April DeConick and Mark Goodacre both advocate that students of Christian origins should learn Coptic. I don’t pretend to be an expert in this area, but common sense suggests that not being able to access a signficant proportion of the source documents in their original languages puts you at a distinct disadvantage. So how to you go about learning Coptic?

For quite some time, most English speakers have used Thomas Lambdin’s Introduction to Sahidic Coptic. It’s thorough, but has several drawbacks. One is that the glossary/vocabulary at the back of the book uses English rather than Coptic conventions for its ordering. This makes it easier for English speakers to find words in it, but makes it difficult to then find your way around Crum’s A Coptic Dictionary or Smith’s A Concise Coptic-English Lexicon and (I am fairly sure) the indices in the Coptic edition of the Nag Hammadi library. Another is that some of the sentences in the exercises are designed to illustrate Coptic constructions rather than to make a great deal of sense in English, so students will sometimes find themselves wondering if they have really translated them correctly. A third is that it assumes a grasp of English grammatical terms that most contemporary students simply don’t have. It is also quite expensive because it’s published in hard cover.

Bentley Layton’s new book Coptic in 20 Lessons - Introduction to Sahidic Coptic With Exercises & Vocabularies (27 Euro) may change the teaching of Coptic. It can also be bought at Amazon for $34, so it’s significantly cheaper than Lambdin which Amazon offers for $65. This is because Layton is a paperback, so it will be interesting to see how it holds up to frequent use.

I can’t comment on the other issues that I see as problems with Lambdin, because I don’t expect my copy to arrive for several weeks yet. Neither Mark nor April have yet received of their copies of it, either, although there’s an enthusiastic recommendation for it in the comments on Mark’s site. Looking at the table of contents, however, it appears that Layton follows the approach he uses in his in his Coptic Grammar which is significantly different to Lambdin’s.
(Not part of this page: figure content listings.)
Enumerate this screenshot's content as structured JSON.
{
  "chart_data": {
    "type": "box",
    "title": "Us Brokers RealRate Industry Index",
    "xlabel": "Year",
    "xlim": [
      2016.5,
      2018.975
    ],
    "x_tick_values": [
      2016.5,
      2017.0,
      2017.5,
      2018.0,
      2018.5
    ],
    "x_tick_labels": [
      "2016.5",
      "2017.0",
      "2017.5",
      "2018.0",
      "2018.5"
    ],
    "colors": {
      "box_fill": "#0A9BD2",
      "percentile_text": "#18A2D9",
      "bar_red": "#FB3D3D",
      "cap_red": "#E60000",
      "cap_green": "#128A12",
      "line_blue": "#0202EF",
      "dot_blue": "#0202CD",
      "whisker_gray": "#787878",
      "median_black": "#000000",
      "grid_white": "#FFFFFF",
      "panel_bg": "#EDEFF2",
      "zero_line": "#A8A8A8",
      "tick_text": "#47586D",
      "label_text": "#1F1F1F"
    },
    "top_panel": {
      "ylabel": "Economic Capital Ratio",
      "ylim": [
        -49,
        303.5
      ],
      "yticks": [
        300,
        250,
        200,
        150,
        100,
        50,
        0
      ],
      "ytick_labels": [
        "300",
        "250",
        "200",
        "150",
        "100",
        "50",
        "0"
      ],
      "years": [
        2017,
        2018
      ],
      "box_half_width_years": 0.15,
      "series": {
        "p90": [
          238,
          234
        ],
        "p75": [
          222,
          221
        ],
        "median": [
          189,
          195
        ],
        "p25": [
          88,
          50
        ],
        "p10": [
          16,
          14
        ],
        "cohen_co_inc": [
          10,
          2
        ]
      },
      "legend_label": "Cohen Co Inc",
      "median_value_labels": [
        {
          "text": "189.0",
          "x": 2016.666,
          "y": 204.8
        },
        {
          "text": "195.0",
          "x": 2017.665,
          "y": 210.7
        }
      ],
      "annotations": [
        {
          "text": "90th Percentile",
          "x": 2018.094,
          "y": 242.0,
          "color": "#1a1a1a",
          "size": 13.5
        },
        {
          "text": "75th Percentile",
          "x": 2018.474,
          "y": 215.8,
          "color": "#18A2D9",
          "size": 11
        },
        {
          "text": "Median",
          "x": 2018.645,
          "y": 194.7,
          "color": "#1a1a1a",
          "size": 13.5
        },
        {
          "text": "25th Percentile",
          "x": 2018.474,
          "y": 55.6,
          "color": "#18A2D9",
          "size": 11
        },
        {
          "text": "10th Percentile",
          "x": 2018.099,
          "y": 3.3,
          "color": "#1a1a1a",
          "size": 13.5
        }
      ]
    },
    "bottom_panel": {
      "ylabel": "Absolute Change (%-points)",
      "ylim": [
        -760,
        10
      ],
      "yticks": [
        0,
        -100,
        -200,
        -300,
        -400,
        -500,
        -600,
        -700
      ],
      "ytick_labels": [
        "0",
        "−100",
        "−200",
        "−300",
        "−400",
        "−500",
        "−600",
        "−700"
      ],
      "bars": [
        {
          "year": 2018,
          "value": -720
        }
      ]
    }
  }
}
Lambdin uses an approach which is familiar to those who have learned other languages - he addresses verbal conjugations one at a time. You learn the First Perfect, then its relative forms, then the Temporal, then the Second Perfect, imperatives, the First Present and so on. Layton’s table of contents doesn’t mention any of these conjugations - instead it talks about durative sentences, non-durative conjunctions, cleft sentences etc. This is, I think, a very different way of conceptualising Coptic to Lambin’s approach. I am very interested to see whether I will find it easier, harder or just different. :-)
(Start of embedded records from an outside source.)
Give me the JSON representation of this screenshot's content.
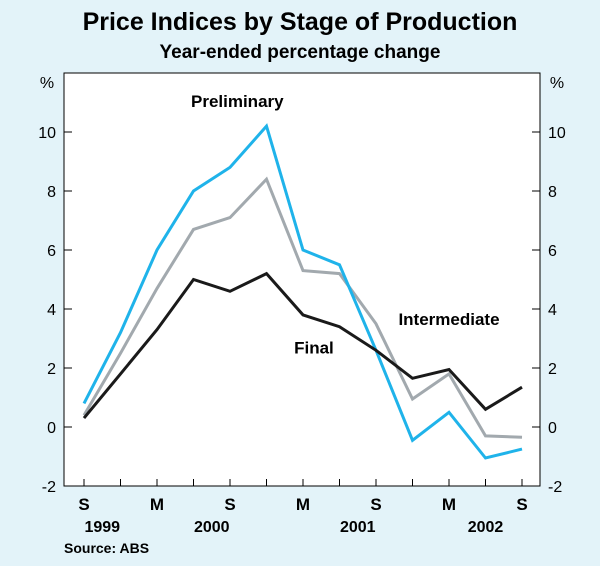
{
  "chart_data": {
    "type": "line",
    "title": "Price Indices by Stage of Production",
    "subtitle": "Year-ended percentage change",
    "ylabel_left": "%",
    "ylabel_right": "%",
    "ylim": [
      -2,
      12
    ],
    "yticks": [
      -2,
      0,
      2,
      4,
      6,
      8,
      10
    ],
    "grid": false,
    "categories": [
      "S",
      "",
      "M",
      "",
      "S",
      "",
      "M",
      "",
      "S",
      "",
      "M",
      "",
      "S"
    ],
    "x_tick_labels": [
      "S",
      "M",
      "S",
      "M",
      "S",
      "M",
      "S"
    ],
    "x_tick_indices": [
      0,
      2,
      4,
      6,
      8,
      10,
      12
    ],
    "year_labels": [
      {
        "label": "1999",
        "index": 0.5
      },
      {
        "label": "2000",
        "index": 3.5
      },
      {
        "label": "2001",
        "index": 7.5
      },
      {
        "label": "2002",
        "index": 11.0
      }
    ],
    "series": [
      {
        "name": "Preliminary",
        "color": "#1fb3ea",
        "values": [
          0.8,
          3.2,
          6.0,
          8.0,
          8.8,
          10.2,
          6.0,
          5.5,
          2.6,
          -0.45,
          0.5,
          -1.05,
          -0.75
        ],
        "label_index": 4.2,
        "label_value": 10.85
      },
      {
        "name": "Intermediate",
        "color": "#a2a9ae",
        "values": [
          0.4,
          2.5,
          4.7,
          6.7,
          7.1,
          8.4,
          5.3,
          5.2,
          3.5,
          0.95,
          1.8,
          -0.3,
          -0.35
        ],
        "label_index": 10.0,
        "label_value": 3.45
      },
      {
        "name": "Final",
        "color": "#1a1a1a",
        "values": [
          0.3,
          1.8,
          3.3,
          5.0,
          4.6,
          5.2,
          3.8,
          3.4,
          2.6,
          1.65,
          1.95,
          0.6,
          1.35
        ],
        "label_index": 6.3,
        "label_value": 2.5
      }
    ],
    "source": "Source: ABS"
  }
}
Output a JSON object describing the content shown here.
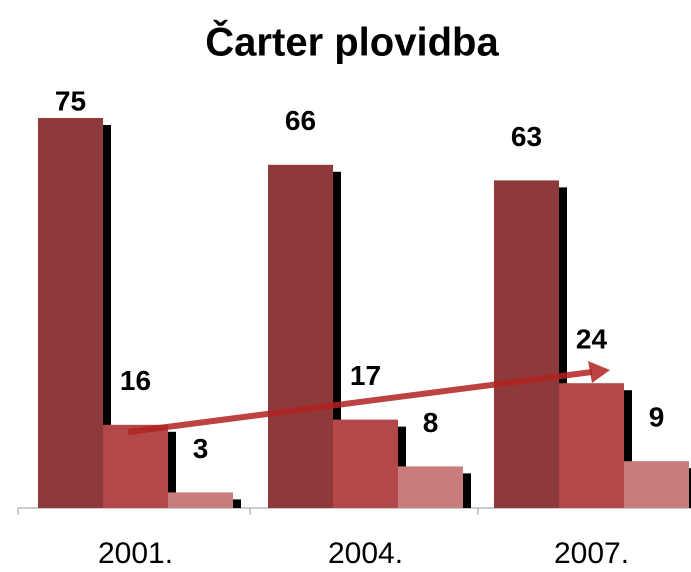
{
  "chart_data": {
    "type": "bar",
    "title": "Čarter plovidba",
    "categories": [
      "2001.",
      "2004.",
      "2007."
    ],
    "series": [
      {
        "color": "#8e3a3a",
        "values": [
          75,
          66,
          63
        ]
      },
      {
        "color": "#b24848",
        "values": [
          16,
          17,
          24
        ]
      },
      {
        "color": "#c87c7c",
        "values": [
          3,
          8,
          9
        ]
      }
    ]
  }
}
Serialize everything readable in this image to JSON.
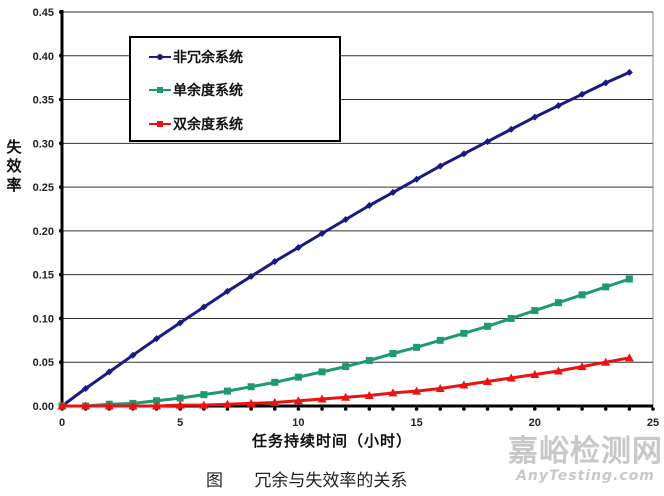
{
  "chart_data": {
    "type": "line",
    "title": "",
    "xlabel": "任务持续时间（小时）",
    "ylabel": "失效率",
    "xlim": [
      0,
      25
    ],
    "ylim": [
      0,
      0.45
    ],
    "x_ticks": [
      "0",
      "5",
      "10",
      "15",
      "20",
      "25"
    ],
    "y_ticks": [
      "0.00",
      "0.05",
      "0.10",
      "0.15",
      "0.20",
      "0.25",
      "0.30",
      "0.35",
      "0.40",
      "0.45"
    ],
    "grid": "horizontal",
    "legend_position": "upper-left",
    "x": [
      0,
      1,
      2,
      3,
      4,
      5,
      6,
      7,
      8,
      9,
      10,
      11,
      12,
      13,
      14,
      15,
      16,
      17,
      18,
      19,
      20,
      21,
      22,
      23,
      24
    ],
    "series": [
      {
        "name": "非冗余系统",
        "color": "#1a1a80",
        "marker": "diamond",
        "values": [
          0.0,
          0.02,
          0.039,
          0.058,
          0.077,
          0.095,
          0.113,
          0.131,
          0.148,
          0.165,
          0.181,
          0.197,
          0.213,
          0.229,
          0.244,
          0.259,
          0.274,
          0.288,
          0.302,
          0.316,
          0.33,
          0.343,
          0.356,
          0.369,
          0.381
        ]
      },
      {
        "name": "单余度系统",
        "color": "#1e9a6e",
        "marker": "square",
        "values": [
          0.0,
          0.0,
          0.002,
          0.003,
          0.006,
          0.009,
          0.013,
          0.017,
          0.022,
          0.027,
          0.033,
          0.039,
          0.045,
          0.052,
          0.06,
          0.067,
          0.075,
          0.083,
          0.091,
          0.1,
          0.109,
          0.118,
          0.127,
          0.136,
          0.145
        ]
      },
      {
        "name": "双余度系统",
        "color": "#ee1111",
        "marker": "triangle",
        "values": [
          0.0,
          0.0,
          0.0,
          0.0,
          0.0,
          0.001,
          0.001,
          0.002,
          0.003,
          0.004,
          0.006,
          0.008,
          0.01,
          0.012,
          0.015,
          0.017,
          0.02,
          0.024,
          0.028,
          0.032,
          0.036,
          0.04,
          0.045,
          0.05,
          0.055
        ]
      }
    ]
  },
  "labels": {
    "ylabel_chars": [
      "失",
      "效",
      "率"
    ],
    "xlabel": "任务持续时间（小时）",
    "caption_prefix": "图",
    "caption": "冗余与失效率的关系",
    "legend": [
      "非冗余系统",
      "单余度系统",
      "双余度系统"
    ]
  },
  "watermark": {
    "cn": "嘉峪检测网",
    "en": "AnyTesting.com"
  }
}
As far as teaching yourself Coptic is concerned, someone commented on April’s blog that they had worked through Lambdin in about a month and found that they could read The Apocryphon of John reasonably easily, if slowly, with the aid of a dictionary. This is, IMHO, an impressive achievement. Lambdin has 30 chapters and while you can whizz through the early ones fairly quickly, the later ones require a considerable amount more time. Lambdin in a month would require quite a number of hours each day. I also think that it would be quite challenging to teach yourself Coptic if you had no prior experience of learning a language other than English and even if you know another language that uses the Latin alphabet, I think learning a language that requires a new alphabet without some sort of face-to-face help would be quite challenging. If Coptic is your third, fourth, fifth language, especially if you already have some form of Greek, it would be much easier.
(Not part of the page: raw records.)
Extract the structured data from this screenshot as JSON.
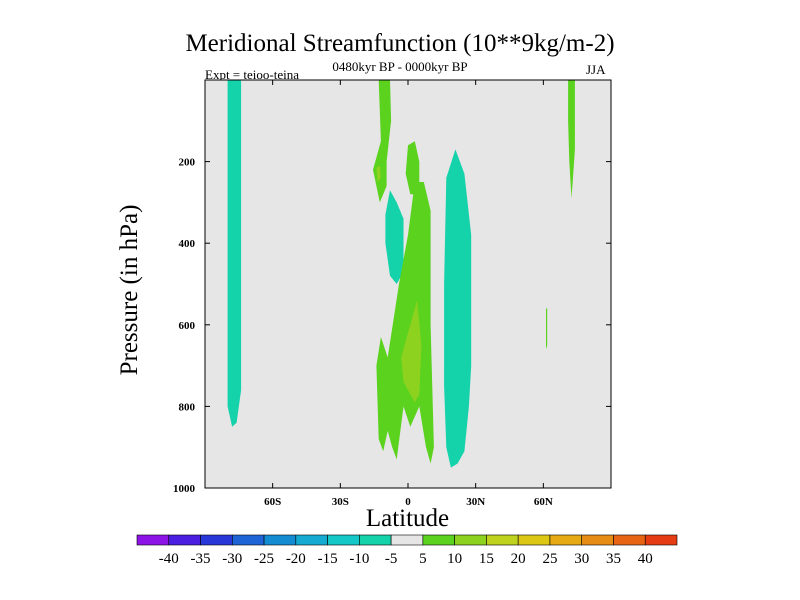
{
  "chart_data": {
    "type": "heatmap",
    "title": "Meridional Streamfunction (10**9kg/m-2)",
    "subtitle": "0480kyr BP - 0000kyr BP",
    "left_string": "Expt = teioo-teina",
    "right_string": "JJA",
    "xlabel": "Latitude",
    "ylabel": "Pressure (in hPa)",
    "xlim": [
      -90,
      90
    ],
    "ylim": [
      1000,
      0
    ],
    "x_ticks": [
      {
        "value": -60,
        "label": "60S"
      },
      {
        "value": -30,
        "label": "30S"
      },
      {
        "value": 0,
        "label": "0"
      },
      {
        "value": 30,
        "label": "30N"
      },
      {
        "value": 60,
        "label": "60N"
      }
    ],
    "y_ticks": [
      {
        "value": 200,
        "label": "200"
      },
      {
        "value": 400,
        "label": "400"
      },
      {
        "value": 600,
        "label": "600"
      },
      {
        "value": 800,
        "label": "800"
      },
      {
        "value": 1000,
        "label": "1000"
      }
    ],
    "background_color": "#e6e6e6",
    "colorbar": {
      "levels": [
        "-40",
        "-35",
        "-30",
        "-25",
        "-20",
        "-15",
        "-10",
        "-5",
        "5",
        "10",
        "15",
        "20",
        "25",
        "30",
        "35",
        "40"
      ],
      "colors": [
        "#8c14e6",
        "#4b1ee1",
        "#2837d7",
        "#1e64d7",
        "#148cd2",
        "#14aad2",
        "#14c8c8",
        "#14d2aa",
        "#e6e6e6",
        "#5ad21e",
        "#8cd21e",
        "#bed21e",
        "#dcc814",
        "#e6aa14",
        "#e68c14",
        "#e66414",
        "#e63c14"
      ]
    },
    "regions": [
      {
        "name": "contour-neg-60s-column",
        "value": -10,
        "color": "#14d2aa",
        "points": [
          [
            -80,
            0
          ],
          [
            -74,
            0
          ],
          [
            -74,
            760
          ],
          [
            -76,
            840
          ],
          [
            -78,
            850
          ],
          [
            -80,
            800
          ]
        ]
      },
      {
        "name": "contour-pos-15s-upper-column",
        "value": 5,
        "color": "#5ad21e",
        "points": [
          [
            -13,
            0
          ],
          [
            -8,
            0
          ],
          [
            -7.5,
            100
          ],
          [
            -9.5,
            200
          ],
          [
            -9.5,
            260
          ],
          [
            -12.5,
            300
          ],
          [
            -15.5,
            220
          ],
          [
            -12,
            150
          ]
        ]
      },
      {
        "name": "contour-pos-15s-upper-core",
        "value": 10,
        "color": "#8cd21e",
        "points": [
          [
            -14,
            215
          ],
          [
            -12.5,
            210
          ],
          [
            -12,
            240
          ],
          [
            -13.5,
            250
          ]
        ]
      },
      {
        "name": "contour-neg-8s-midlevel",
        "value": -5,
        "color": "#14d2aa",
        "points": [
          [
            -8,
            270
          ],
          [
            -5,
            300
          ],
          [
            -2,
            340
          ],
          [
            -2,
            470
          ],
          [
            -5,
            500
          ],
          [
            -8,
            480
          ],
          [
            -10,
            400
          ],
          [
            -10,
            330
          ]
        ]
      },
      {
        "name": "contour-pos-3n-upper",
        "value": 5,
        "color": "#5ad21e",
        "points": [
          [
            0,
            160
          ],
          [
            3,
            150
          ],
          [
            5,
            200
          ],
          [
            5,
            260
          ],
          [
            3,
            280
          ],
          [
            1,
            280
          ],
          [
            -1,
            230
          ]
        ]
      },
      {
        "name": "contour-pos-equator-lower",
        "value": 5,
        "color": "#5ad21e",
        "points": [
          [
            -12,
            630
          ],
          [
            -9,
            680
          ],
          [
            -4,
            500
          ],
          [
            0,
            380
          ],
          [
            3,
            250
          ],
          [
            7,
            250
          ],
          [
            10,
            320
          ],
          [
            10,
            600
          ],
          [
            11,
            800
          ],
          [
            11.5,
            900
          ],
          [
            10,
            940
          ],
          [
            8,
            900
          ],
          [
            5,
            800
          ],
          [
            1,
            850
          ],
          [
            -2,
            800
          ],
          [
            -5,
            930
          ],
          [
            -7,
            900
          ],
          [
            -9,
            860
          ],
          [
            -11,
            910
          ],
          [
            -13,
            880
          ],
          [
            -14,
            700
          ]
        ]
      },
      {
        "name": "contour-pos-equator-lower-core",
        "value": 10,
        "color": "#8cd21e",
        "points": [
          [
            2,
            580
          ],
          [
            4,
            540
          ],
          [
            6,
            650
          ],
          [
            5,
            770
          ],
          [
            3,
            790
          ],
          [
            1,
            770
          ],
          [
            -2,
            740
          ],
          [
            -3,
            680
          ]
        ]
      },
      {
        "name": "contour-neg-20n-column",
        "value": -10,
        "color": "#14d2aa",
        "points": [
          [
            17,
            240
          ],
          [
            21,
            170
          ],
          [
            25,
            230
          ],
          [
            28,
            380
          ],
          [
            28,
            700
          ],
          [
            27,
            800
          ],
          [
            25,
            910
          ],
          [
            22,
            940
          ],
          [
            19,
            950
          ],
          [
            17,
            900
          ],
          [
            16,
            750
          ],
          [
            16,
            500
          ]
        ]
      },
      {
        "name": "contour-pos-72n-upper",
        "value": 5,
        "color": "#5ad21e",
        "points": [
          [
            71,
            0
          ],
          [
            74,
            0
          ],
          [
            74,
            170
          ],
          [
            73,
            250
          ],
          [
            72.5,
            290
          ],
          [
            71.5,
            200
          ],
          [
            71,
            100
          ]
        ]
      },
      {
        "name": "contour-pos-62n-midlevel",
        "value": 5,
        "color": "#5ad21e",
        "points": [
          [
            61.2,
            560
          ],
          [
            61.7,
            560
          ],
          [
            61.7,
            650
          ],
          [
            61.2,
            660
          ]
        ]
      }
    ]
  }
}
[Update] My preferred method, though, would be to learn from someone who already knows the language, but in Australia that’s not all that easy. Obviously, it’s taught here at the University of New England, but not every year and usually as a special unit rather than a regular offering. Macquarie University in Sydney offers it formally, as does Yarra Theological Union in Melbourne (in semester 2 they are even looking at some of the Gospel of Judas). Another option that I just found out about is the possibility to obtain an Master of Arts in Coptic Studies entirely on-line through Macquarie. I have no idea what it’s like, but it sounds like a good compromise between face to face teaching and teach yourself.

[Update - 9 August] April DeConick has posted on her blog about the new Bentley Layton book. It sounds really promising and I’m looking forward to the end of the month when my copy is due to arrive.